Gabrielle Hamilton owns an acclaimed East Village restaurant called Prune. It’s a small 15-table closely seated cozy boîte. As Hamilton herself recognized, it was becoming an anachronism in the new dining scene of brands rather than personalities, even before the coronavirus crisis.

Her NYTimes piece about the struggle to figure out what to do in this strange new environment is a poignant, poetic homage to the heart & soul of her 20-year James Beard– winning labor of love. It is a metaphor for so much now that it elicits a tear. One of the best reads of the year.

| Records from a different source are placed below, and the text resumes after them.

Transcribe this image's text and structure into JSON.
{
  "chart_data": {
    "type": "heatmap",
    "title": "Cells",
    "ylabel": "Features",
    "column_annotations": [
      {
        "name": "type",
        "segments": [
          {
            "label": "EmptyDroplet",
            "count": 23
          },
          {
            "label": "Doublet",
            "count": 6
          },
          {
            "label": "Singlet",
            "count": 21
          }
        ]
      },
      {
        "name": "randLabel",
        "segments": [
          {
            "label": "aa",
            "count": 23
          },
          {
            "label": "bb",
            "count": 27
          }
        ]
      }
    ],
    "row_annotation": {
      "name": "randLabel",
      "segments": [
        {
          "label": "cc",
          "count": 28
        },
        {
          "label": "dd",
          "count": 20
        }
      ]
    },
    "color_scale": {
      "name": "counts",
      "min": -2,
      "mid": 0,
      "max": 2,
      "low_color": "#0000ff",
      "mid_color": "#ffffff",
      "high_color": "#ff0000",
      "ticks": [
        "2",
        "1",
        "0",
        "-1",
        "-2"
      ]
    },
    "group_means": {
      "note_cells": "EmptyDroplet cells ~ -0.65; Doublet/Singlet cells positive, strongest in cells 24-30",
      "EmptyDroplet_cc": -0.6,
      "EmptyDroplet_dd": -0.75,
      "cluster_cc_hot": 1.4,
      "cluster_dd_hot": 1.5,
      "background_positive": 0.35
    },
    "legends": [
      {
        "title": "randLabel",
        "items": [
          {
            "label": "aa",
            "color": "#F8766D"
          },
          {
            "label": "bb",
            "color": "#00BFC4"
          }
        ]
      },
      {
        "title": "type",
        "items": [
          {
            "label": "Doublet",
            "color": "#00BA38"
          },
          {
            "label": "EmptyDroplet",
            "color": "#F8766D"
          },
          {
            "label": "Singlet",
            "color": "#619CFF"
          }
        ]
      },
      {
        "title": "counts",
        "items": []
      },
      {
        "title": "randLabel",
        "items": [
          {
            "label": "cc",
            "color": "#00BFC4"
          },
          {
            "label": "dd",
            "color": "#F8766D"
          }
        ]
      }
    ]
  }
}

She began her torturous dilemma during the first warnings of an emerging pandemic “after 10 days of being waterboarded by the news”. What to do? An absurdiste lament, “That we are still a thread in the fabric that might unravel if you yanked us from the weave”.

The best quote is about how the industry has changed over the years, “The Brunch. The Brunch. The purebred lap dogs now passed off as service animals to calm anxieties that might arise from eating eggs Benedict on a Sunday afternoon”.

– Hamilton’s memoir Blood, Bones & Butter one of my faves. She is also featured in my old Northampton anthology Table’s Edge.

3 Replies to “A New York Restaurant Story”

  1. Incredibly touching. There are many different types of pain, suffering and death. Many that go unnoticed. Aside from the heartbreak of this article it is truly a love story. Beautifully written.